Global Cinema Visions, a film and discussion series on Sunday afternoons at the Camden Opera House, will continue Jan. 17 at 2 p.m. with the Midcoast premiere of Nina Paley’s “Sita Sings the Blues.” Bill Halpin and Saskia Huising will lead a discussion after the film screening.

The film is the winner of 30 awards at international film festivals. In a vision of inspiring creation, director Paley combines animation, collage, photography, hand-painted watercolors, mythology, shadow-puppets and autobiography to retell the 3,000 year old Indian epic the Ramayana, as well as the story of her own collapsing marriage, all scored to the soundtrack of 1920s and ’30s jazz/blues singer Annette Henshaw, a contemporary of Bessie Smith.

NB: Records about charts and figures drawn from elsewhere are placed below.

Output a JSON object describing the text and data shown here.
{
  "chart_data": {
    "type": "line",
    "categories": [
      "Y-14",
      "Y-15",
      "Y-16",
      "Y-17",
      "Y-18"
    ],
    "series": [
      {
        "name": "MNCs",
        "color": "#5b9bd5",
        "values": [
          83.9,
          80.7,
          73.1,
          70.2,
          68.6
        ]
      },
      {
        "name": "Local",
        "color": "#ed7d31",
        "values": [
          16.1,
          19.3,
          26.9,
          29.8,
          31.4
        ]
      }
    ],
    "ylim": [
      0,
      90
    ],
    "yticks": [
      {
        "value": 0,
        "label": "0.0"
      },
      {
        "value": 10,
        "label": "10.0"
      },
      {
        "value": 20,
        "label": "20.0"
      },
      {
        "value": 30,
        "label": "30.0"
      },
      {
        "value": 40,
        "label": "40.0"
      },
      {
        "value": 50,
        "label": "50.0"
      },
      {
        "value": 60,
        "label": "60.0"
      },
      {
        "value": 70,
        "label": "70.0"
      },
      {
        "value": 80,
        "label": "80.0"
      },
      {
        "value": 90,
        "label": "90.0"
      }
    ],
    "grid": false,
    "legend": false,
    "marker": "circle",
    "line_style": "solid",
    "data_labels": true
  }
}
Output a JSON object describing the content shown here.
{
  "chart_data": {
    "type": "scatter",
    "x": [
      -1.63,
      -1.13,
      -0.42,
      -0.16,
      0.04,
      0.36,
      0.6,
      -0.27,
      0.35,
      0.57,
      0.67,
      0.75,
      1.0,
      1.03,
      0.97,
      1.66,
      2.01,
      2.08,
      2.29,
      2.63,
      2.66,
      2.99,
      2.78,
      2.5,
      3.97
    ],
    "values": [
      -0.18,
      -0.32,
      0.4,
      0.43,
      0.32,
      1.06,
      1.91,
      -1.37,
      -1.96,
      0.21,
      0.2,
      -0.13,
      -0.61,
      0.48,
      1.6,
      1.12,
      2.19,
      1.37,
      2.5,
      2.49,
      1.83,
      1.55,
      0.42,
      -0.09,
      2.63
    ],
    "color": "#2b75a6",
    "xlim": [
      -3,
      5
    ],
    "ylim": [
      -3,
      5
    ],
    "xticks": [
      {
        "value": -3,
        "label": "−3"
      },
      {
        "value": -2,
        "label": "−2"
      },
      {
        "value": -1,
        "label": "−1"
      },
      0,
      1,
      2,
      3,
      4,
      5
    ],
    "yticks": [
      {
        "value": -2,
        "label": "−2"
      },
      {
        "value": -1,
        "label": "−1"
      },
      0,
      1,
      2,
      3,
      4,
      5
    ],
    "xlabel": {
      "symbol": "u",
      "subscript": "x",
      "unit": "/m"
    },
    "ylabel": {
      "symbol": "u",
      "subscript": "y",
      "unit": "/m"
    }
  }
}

Paley found herself drawn to reading the Ramayana, an ancient Hindu epic, when her marriage was dissolving. She said “Sita Sings the Blues” is a musical, animated personal interpretation of the Indian epic. The aspect of the story that she focuses on is the relationship between Sita and Rama, who are gods incarnated as human beings, “and even they can’t make their marriage work.”

“And then there’s my story. I’m just an ordinary human, who also can’t make her marriage work … I was moved by the story and it seemed to speak so much to my life at the time, my problems at the time. It was a very personal project from the beginning,” Paley said.

The film mixes autobiographical bits with commentary by three shadow puppets, voiced by Manish Acharya, Aseem Chhabra and Bhavana Nagaulapally, who playfully discuss the Ramayana among themselves. Their lines are completely unscripted. The actors are from different regions of India, speak different mother tongues and grew up on different versions of the story.

“There is no one Ramayana. Their discussion makes this clear,” said Paley.